Il juge également  toutes les contestations  relatives aux actes  et effets de commerce entre toutes personnes ( chèque par exemple) tels que prévus par l’Acte uniforme relatif au droit commercial général.

Il est  également compétent pour juger les contestations relatives aux engagements et transactions entre commerçants, entre établissements de crédit ou entre commerçants et établissements de crédit dont le taux évalué en argent est supérieur à 300.000 F CFA.

Il connait aussi des procédures relatives aux entreprises en difficulté (procédures collectives d’apurement du passif).

  • Compétence territoriale

 Il est créé dans le ressort de chaque tribunal de grande instance un tribunal de commerce. Son ressort territorial est celui du tribunal de grande instance.

De nos jours, il existe deux tribunaux de commerce ; celui de Ouagadougou et celui de Bobo-Dioulasso.

Les tribunaux de  grande instance des autres villes conservent leur compétence en matière commerciale jusqu’à la mise en place effective des tribunaux de commerce.

Le tribunal compétent est celui  du domicile  du défendeur (votre adversaire). Si le litige porte sur un contrat, le tribunal compétent est aussi celui du lieu d’exécution du contrat (par exemple,  le lieu de la  livraison ou le lieu du paiement).

En matière de procédures relatives aux entreprises en difficulté, le tribunal compétent est celui du domicile du débiteur (celui dont l’entreprise est en difficulté).

II- Procédure devant le tribunal de commerce

A- Procédure ordinaire

Vous souhaitez trouver un accord avec votre adversaire

Vous et votre adversaire pouvez saisir ensemble le tribunal par  le dépôt au greffe d’une  requête conjointe (demande signée des deux parties) dans laquelle   le problème est exposé ;

La requête conjointe doit à peine d’irrecevabilité (sera rejetée) contenir les mentions suivantes :

-les indications relatives aux parties ;

Pour les personnes physiques (individus) : nom, prénom, profession, domicile, nationalité, date et lieu de naissance de chacun des demandeurs :

Pour les personnes morales (sociétés, entreprises) : forme, dénomination, siège social et le représentant légal (Directeur Général, gérant).
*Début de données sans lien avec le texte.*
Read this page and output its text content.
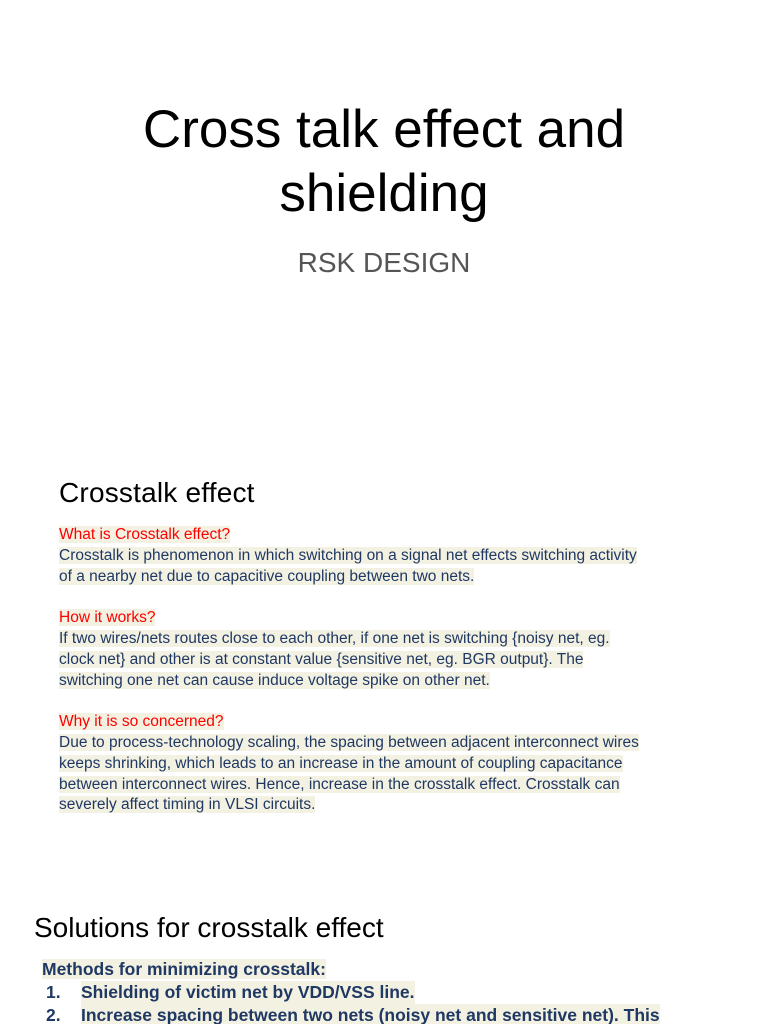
Cross talk effect and shielding
RSK DESIGN
Crosstalk effect
What is Crosstalk effect?
Crosstalk is phenomenon in which switching on a signal net effects switching activity
of a nearby net due to capacitive coupling between two nets.
How it works?
If two wires/nets routes close to each other, if one net is switching {noisy net, eg.
clock net} and other is at constant value {sensitive net, eg. BGR output}. The
switching one net can cause induce voltage spike on other net.
Why it is so concerned?
Due to process-technology scaling, the spacing between adjacent interconnect wires
keeps shrinking, which leads to an increase in the amount of coupling capacitance
between interconnect wires. Hence, increase in the crosstalk effect. Crosstalk can
severely affect timing in VLSI circuits.
Solutions for crosstalk effect
Methods for minimizing crosstalk:
1.	Shielding of victim net by VDD/VSS line.
2.	Increase spacing between two nets (noisy net and sensitive net). This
-l’indication de la juridiction (tribunal)  devant laquelle la demande est portée ;

-l’indication des pièces (documents) sur lesquelles la demande est fondée ;

-la signature des parties.

Après saisine par voie d’assignation (à définir) les parties peuvent trouver un accord devant le juge de la mise en état ou le tribunal.

Les déclarations des parties sont exposées oralement devant le juge de la mise en état ou le tribunal qui dresse un procès-verbal de la conciliation qui vaut titre exécutoire, en cas d’accord.

Vous souhaitez faire homologuer  votre accord (faire reconnaitre votre accord par le juge)

Les parties doivent déposer une requête conjointe au secrétariat du président qui fait programmer le dossier à une audience. Les parties comparaissent  à l’audience et le tribunal après avoir vérifié que leur accord n’est pas contraire à l’ordre public et aux bonnes mœurs homologue  l’accord et ordonne l’apposition de la formule exécutoire par le greffier en chef du tribunal.

Vous ne pouvez pas ou ne voulez pas trouver un accord avec votre adversaire

Le tribunal de commerce peut être saisi par voie d’assignation  (l’assignation est un acte fait par un huissier). Le tribunal est saisi par l’une des parties ou par son avocat, par dépôt au greffe de l’orignal de l’assignation.  Le dépôt  doit être fait dans un délai de deux (02) mois à compter de l’assignation.  Le dépôt peut se faire  aussi par un huissier de  Justice.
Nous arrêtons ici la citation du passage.